Visualisasi Cahaya Duha yang membawa pencerahan di tengah kesulitan.
Surah Ad Duha adalah surat ke-93 dalam Al-Qur'an yang diturunkan ketika Rasulullah ﷺ mengalami periode jeda wahyu (fatrah al-wahyi). Surat ini penuh dengan penghiburan, penegasan kasih sayang Allah SWT, dan pengingat akan karunia-Nya. Di antara ayat-ayat yang sangat menenangkan hati adalah **Ad Duha Ayat 7**.
Ayat ketujuh dalam Surah Ad Duha ini, meskipun sering diterjemahkan secara tunggal, sejatinya adalah bagian dari rangkaian pertanyaan retoris yang bertujuan mengingatkan Rasulullah ﷺ (dan umatnya) akan pertolongan Allah di masa lalu. Terjemahan yang lebih lengkap seringkali mencakup konteks ayat sebelumnya dan sesudahnya untuk mendapatkan pemahaman utuh.
Namun, fokus utama pada bagian ini adalah pengingat bahwa Allah SWT pernah mendapati Nabi Muhammad ﷺ dalam kondisi sulit, kemudian memberikan jalan keluar dan kecukupan.
Kata kunci dalam ayat ini adalah "Dha'i'an" (ضَآئِّعًا). Dalam konteks turunnya Surah Ad Duha, ulama menafsirkan kata ini dengan beberapa makna mendalam:
Setelah menyebutkan kondisi sulit ("Dha'i'an"), Allah menutupnya dengan "Fahada" (فَهَدَىٰ), yang berarti "lalu Dia memberi petunjuk" atau "lalu Dia mencukupi."

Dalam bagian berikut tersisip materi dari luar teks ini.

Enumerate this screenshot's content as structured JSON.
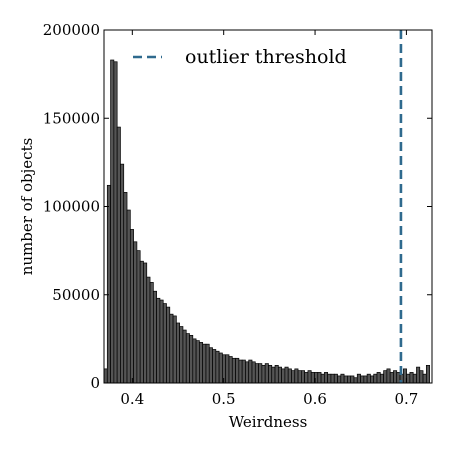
{
  "chart_data": {
    "type": "bar",
    "title": "",
    "xlabel": "Weirdness",
    "ylabel": "number of objects",
    "xlim": [
      0.369,
      0.728
    ],
    "ylim": [
      0,
      200000
    ],
    "x_ticks": [
      0.4,
      0.5,
      0.6,
      0.7
    ],
    "x_tick_labels": [
      "0.4",
      "0.5",
      "0.6",
      "0.7"
    ],
    "y_ticks": [
      0,
      50000,
      100000,
      150000,
      200000
    ],
    "y_tick_labels": [
      "0",
      "50000",
      "100000",
      "150000",
      "200000"
    ],
    "grid": false,
    "bin_start": 0.369,
    "bin_width": 0.0036,
    "values": [
      8000,
      112000,
      183000,
      182000,
      145000,
      124000,
      108000,
      98000,
      87000,
      80000,
      75000,
      69000,
      68000,
      60000,
      57000,
      52000,
      48000,
      47000,
      45000,
      43000,
      39000,
      38000,
      34000,
      32000,
      30000,
      28000,
      27000,
      25000,
      24000,
      23000,
      22000,
      22000,
      20000,
      19000,
      18000,
      17000,
      16000,
      16000,
      15000,
      14000,
      14000,
      13000,
      13000,
      12000,
      13000,
      12000,
      11000,
      11000,
      10000,
      11000,
      10000,
      9000,
      10000,
      9000,
      8000,
      9000,
      8000,
      7000,
      8000,
      7000,
      7000,
      6000,
      7000,
      6000,
      6000,
      6000,
      5000,
      6000,
      5000,
      5000,
      5000,
      4000,
      5000,
      4000,
      4000,
      4000,
      3000,
      5000,
      4000,
      4000,
      5000,
      4000,
      5000,
      6000,
      5000,
      7000,
      8000,
      6000,
      7000,
      6000,
      5000,
      8000,
      5000,
      6000,
      5000,
      9000,
      7000,
      5000,
      10000
    ],
    "threshold": {
      "x": 0.694,
      "label": "outlier threshold",
      "color": "#2f6a8e",
      "style": "dashed"
    },
    "bar_color": "#555555",
    "legend_position": "top-center"
  }
}
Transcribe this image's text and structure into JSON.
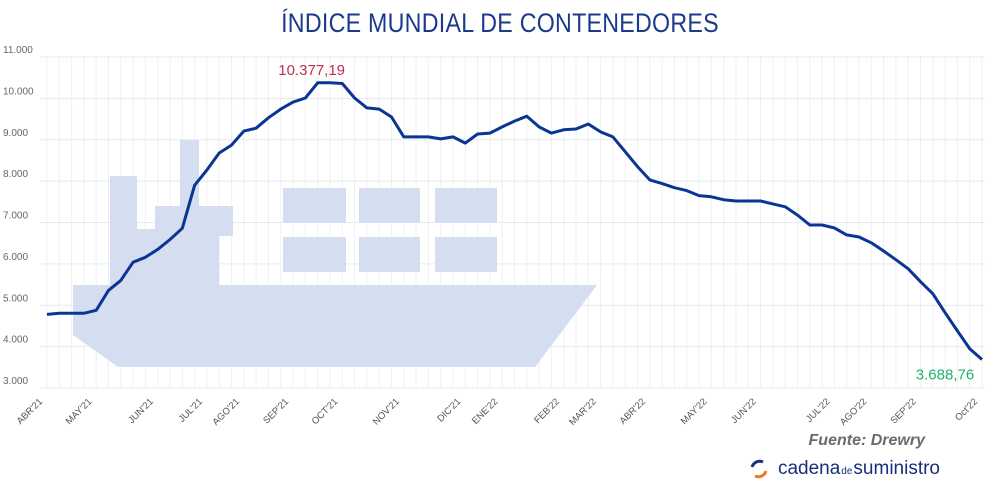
{
  "chart_data": {
    "type": "line",
    "title": "ÍNDICE MUNDIAL DE CONTENEDORES",
    "source": "Fuente: Drewry",
    "ylim": [
      3000,
      11000
    ],
    "yticks": [
      3000,
      4000,
      5000,
      6000,
      7000,
      8000,
      9000,
      10000,
      11000
    ],
    "ytick_labels": [
      "3.000",
      "4.000",
      "5.000",
      "6.000",
      "7.000",
      "8.000",
      "9.000",
      "10.000",
      "11.000"
    ],
    "grid": "on (light, vertical weekly and horizontal)",
    "line_color": "#0b3595",
    "x": [
      "2021-04-22",
      "2021-04-29",
      "2021-05-06",
      "2021-05-13",
      "2021-05-20",
      "2021-05-27",
      "2021-06-03",
      "2021-06-10",
      "2021-06-17",
      "2021-06-24",
      "2021-07-01",
      "2021-07-08",
      "2021-07-15",
      "2021-07-22",
      "2021-07-29",
      "2021-08-05",
      "2021-08-12",
      "2021-08-19",
      "2021-08-26",
      "2021-09-02",
      "2021-09-09",
      "2021-09-16",
      "2021-09-23",
      "2021-09-30",
      "2021-10-07",
      "2021-10-14",
      "2021-10-21",
      "2021-10-28",
      "2021-11-04",
      "2021-11-11",
      "2021-11-18",
      "2021-11-25",
      "2021-12-02",
      "2021-12-09",
      "2021-12-16",
      "2021-12-23",
      "2021-12-30",
      "2022-01-06",
      "2022-01-13",
      "2022-01-20",
      "2022-01-27",
      "2022-02-03",
      "2022-02-10",
      "2022-02-17",
      "2022-02-24",
      "2022-03-03",
      "2022-03-10",
      "2022-03-17",
      "2022-03-24",
      "2022-03-31",
      "2022-04-07",
      "2022-04-14",
      "2022-04-21",
      "2022-04-28",
      "2022-05-05",
      "2022-05-12",
      "2022-05-19",
      "2022-05-26",
      "2022-06-02",
      "2022-06-09",
      "2022-06-16",
      "2022-06-23",
      "2022-06-30",
      "2022-07-07",
      "2022-07-14",
      "2022-07-21",
      "2022-07-28",
      "2022-08-04",
      "2022-08-11",
      "2022-08-18",
      "2022-08-25",
      "2022-09-01",
      "2022-09-08",
      "2022-09-15",
      "2022-09-22",
      "2022-09-29",
      "2022-10-06"
    ],
    "values": [
      4780,
      4805,
      4805,
      4805,
      4878,
      5360,
      5600,
      6040,
      6160,
      6350,
      6590,
      6860,
      7900,
      8270,
      8680,
      8870,
      9210,
      9280,
      9530,
      9740,
      9910,
      10010,
      10377.19,
      10377,
      10360,
      10010,
      9770,
      9740,
      9550,
      9070,
      9070,
      9070,
      9020,
      9070,
      8920,
      9140,
      9160,
      9310,
      9450,
      9570,
      9310,
      9160,
      9240,
      9260,
      9380,
      9190,
      9070,
      8710,
      8350,
      8030,
      7940,
      7840,
      7770,
      7650,
      7620,
      7550,
      7520,
      7520,
      7520,
      7450,
      7380,
      7180,
      6940,
      6940,
      6870,
      6700,
      6650,
      6510,
      6310,
      6100,
      5880,
      5570,
      5280,
      4820,
      4380,
      3950,
      3688.76
    ],
    "xticks": [
      {
        "label": "ABR'21",
        "date": "2021-04-22"
      },
      {
        "label": "MAY'21",
        "date": "2021-05-20"
      },
      {
        "label": "JUN'21",
        "date": "2021-06-24"
      },
      {
        "label": "JUL'21",
        "date": "2021-07-22"
      },
      {
        "label": "AGO'21",
        "date": "2021-08-12"
      },
      {
        "label": "SEP'21",
        "date": "2021-09-09"
      },
      {
        "label": "OCT'21",
        "date": "2021-10-07"
      },
      {
        "label": "NOV'21",
        "date": "2021-11-11"
      },
      {
        "label": "DIC'21",
        "date": "2021-12-16"
      },
      {
        "label": "ENE'22",
        "date": "2022-01-06"
      },
      {
        "label": "FEB'22",
        "date": "2022-02-10"
      },
      {
        "label": "MAR'22",
        "date": "2022-03-03"
      },
      {
        "label": "ABR'22",
        "date": "2022-03-31"
      },
      {
        "label": "MAY'22",
        "date": "2022-05-05"
      },
      {
        "label": "JUN'22",
        "date": "2022-06-02"
      },
      {
        "label": "JUL'22",
        "date": "2022-07-14"
      },
      {
        "label": "AGO'22",
        "date": "2022-08-04"
      },
      {
        "label": "SEP'22",
        "date": "2022-09-01"
      },
      {
        "label": "Oct'22",
        "date": "2022-10-06"
      }
    ],
    "annotations": [
      {
        "text": "10.377,19",
        "date": "2021-09-23",
        "value": 10377.19,
        "color": "#c0304e"
      },
      {
        "text": "3.688,76",
        "date": "2022-10-06",
        "value": 3688.76,
        "color": "#21b26a"
      }
    ],
    "background_icon": "cargo-ship-icon",
    "background_icon_color": "#d5ddf1"
  },
  "logo": {
    "part1": "cadena",
    "part2": "de",
    "part3": "suministro",
    "icon": "circular-arrows-icon"
  }
}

Ini adalah janji ilahi. Kesulitan apa pun yang dihadapi—baik itu kesusahan materi, kebingungan spiritual, atau kesendirian sosial—akan selalu direspons oleh Allah dengan petunjuk yang menyelamatkan. Bagi umat Islam, ayat ini berfungsi sebagai jangkar keyakinan bahwa tidak ada masalah yang terlalu besar bagi Allah untuk menyelesaikannya.
Mempelajari dan merenungkan Ad Duha ayat 7 membawa dampak signifikan dalam kehidupan spiritual seorang Muslim:
Dengan mengingat masa-masa sulit yang telah dilalui (sebagaimana Allah ingatkan kepada Nabi ﷺ), seorang mukmin didorong untuk bersyukur atas kondisi saat ini. Jika Allah mampu mengangkat Rasul-Nya dari kondisi "susah" menjadi pembawa rahmat bagi semesta alam, maka pertolongan-Nya pasti akan datang bagi kita.

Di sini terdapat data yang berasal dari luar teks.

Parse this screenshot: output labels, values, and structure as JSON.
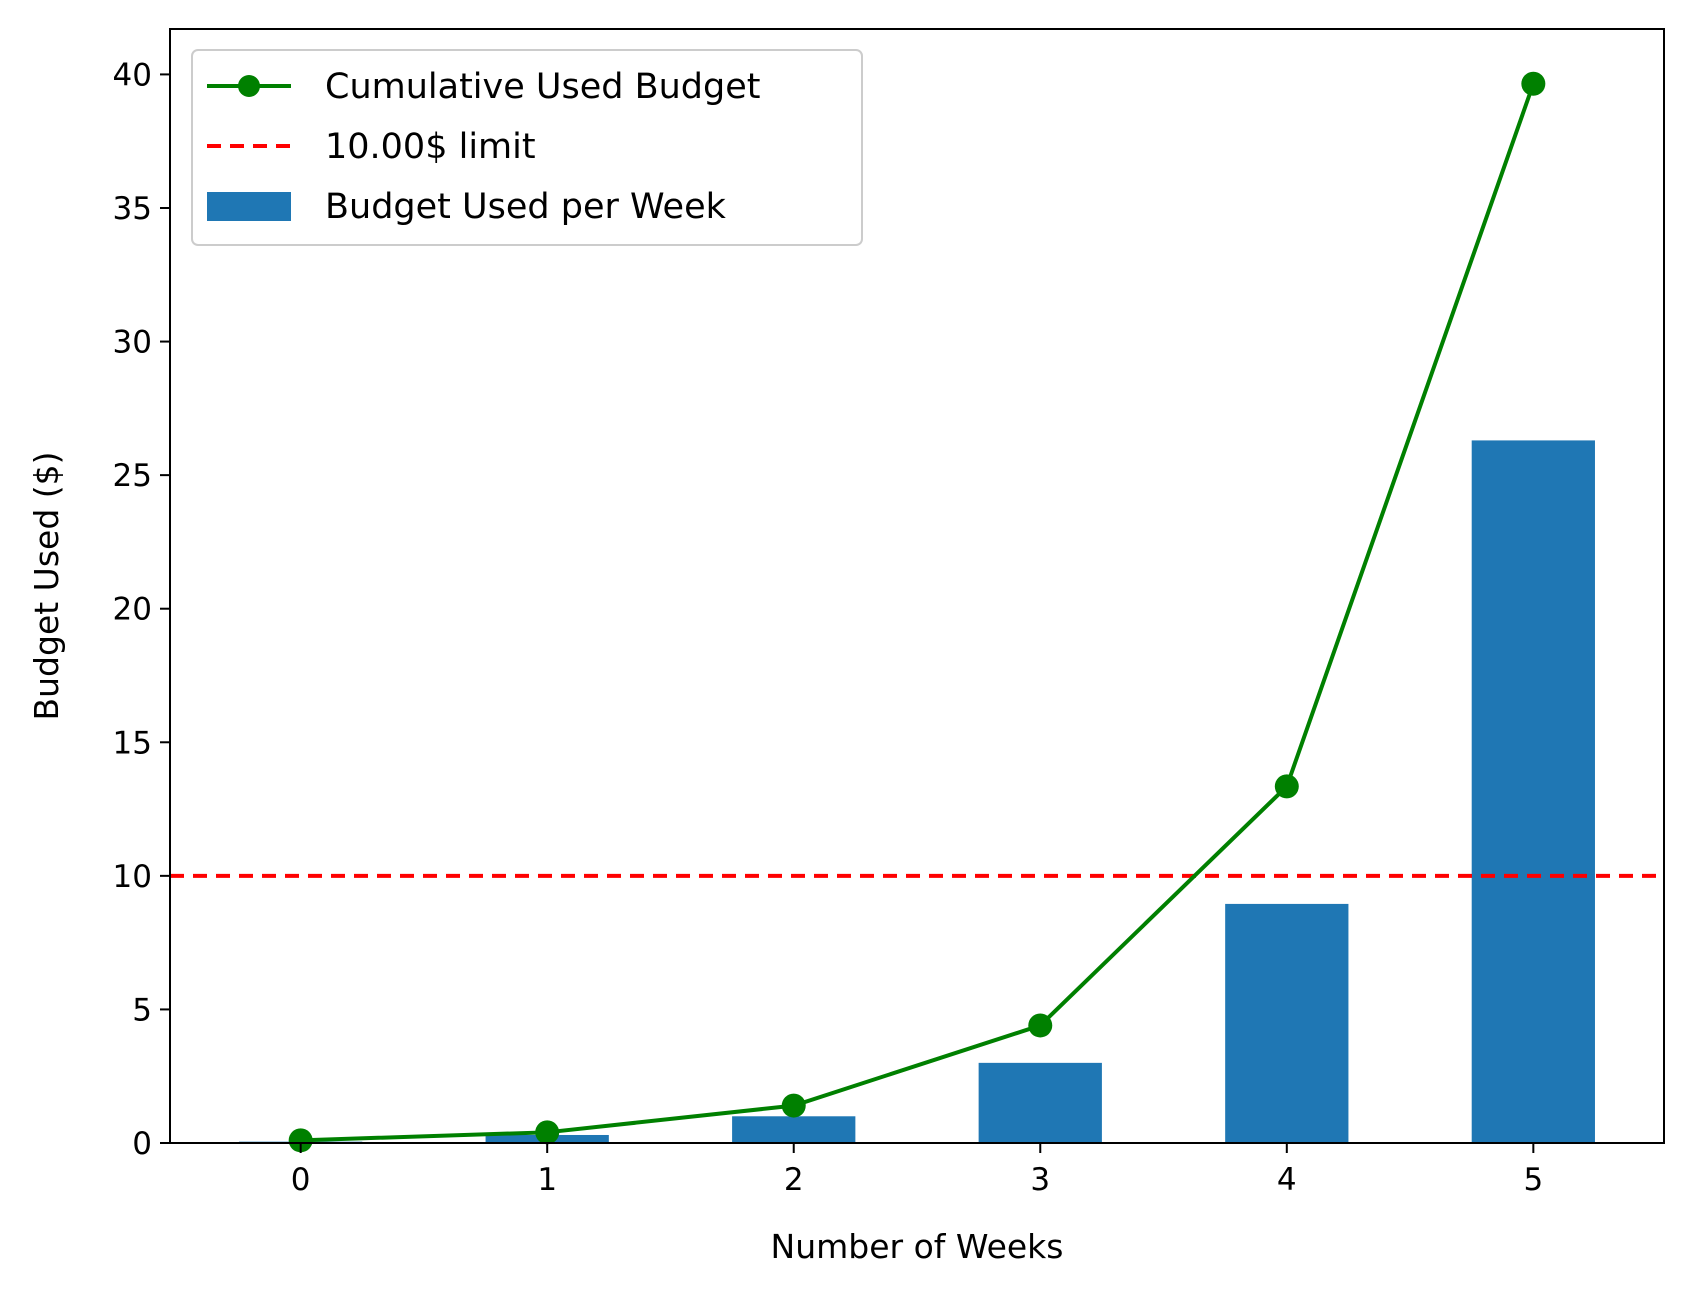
{
  "chart_data": {
    "type": "bar",
    "title": "",
    "xlabel": "Number of Weeks",
    "ylabel": "Budget Used ($)",
    "categories": [
      "0",
      "1",
      "2",
      "3",
      "4",
      "5"
    ],
    "x": [
      0,
      1,
      2,
      3,
      4,
      5
    ],
    "xlim": [
      -0.53,
      5.53
    ],
    "ylim": [
      0,
      41.7
    ],
    "yticks": [
      0,
      5,
      10,
      15,
      20,
      25,
      30,
      35,
      40
    ],
    "grid": false,
    "legend_position": "upper-left",
    "series": [
      {
        "name": "Budget Used per Week",
        "type": "bar",
        "color": "#1f77b4",
        "values": [
          0.05,
          0.3,
          1.0,
          3.0,
          8.95,
          26.3
        ]
      },
      {
        "name": "Cumulative Used Budget",
        "type": "line",
        "marker": "circle",
        "color": "#008000",
        "values": [
          0.1,
          0.4,
          1.4,
          4.4,
          13.35,
          39.65
        ]
      }
    ],
    "reference_lines": [
      {
        "name": "10.00$ limit",
        "axis": "y",
        "value": 10,
        "style": "dashed",
        "color": "#ff0000"
      }
    ]
  }
}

Konteks Surah Ad Duha secara keseluruhan adalah penolakan terhadap keputusasaan. Ketika seseorang merasa bahwa jalan buntu telah tercapai, mengingat ayat ini adalah pengingat bahwa Allah adalah Al-Wahhab (Maha Pemberi) dan Al-Hadi (Maha Pemberi Petunjuk). Kesusahan adalah sementara; bimbingan Allah adalah abadi.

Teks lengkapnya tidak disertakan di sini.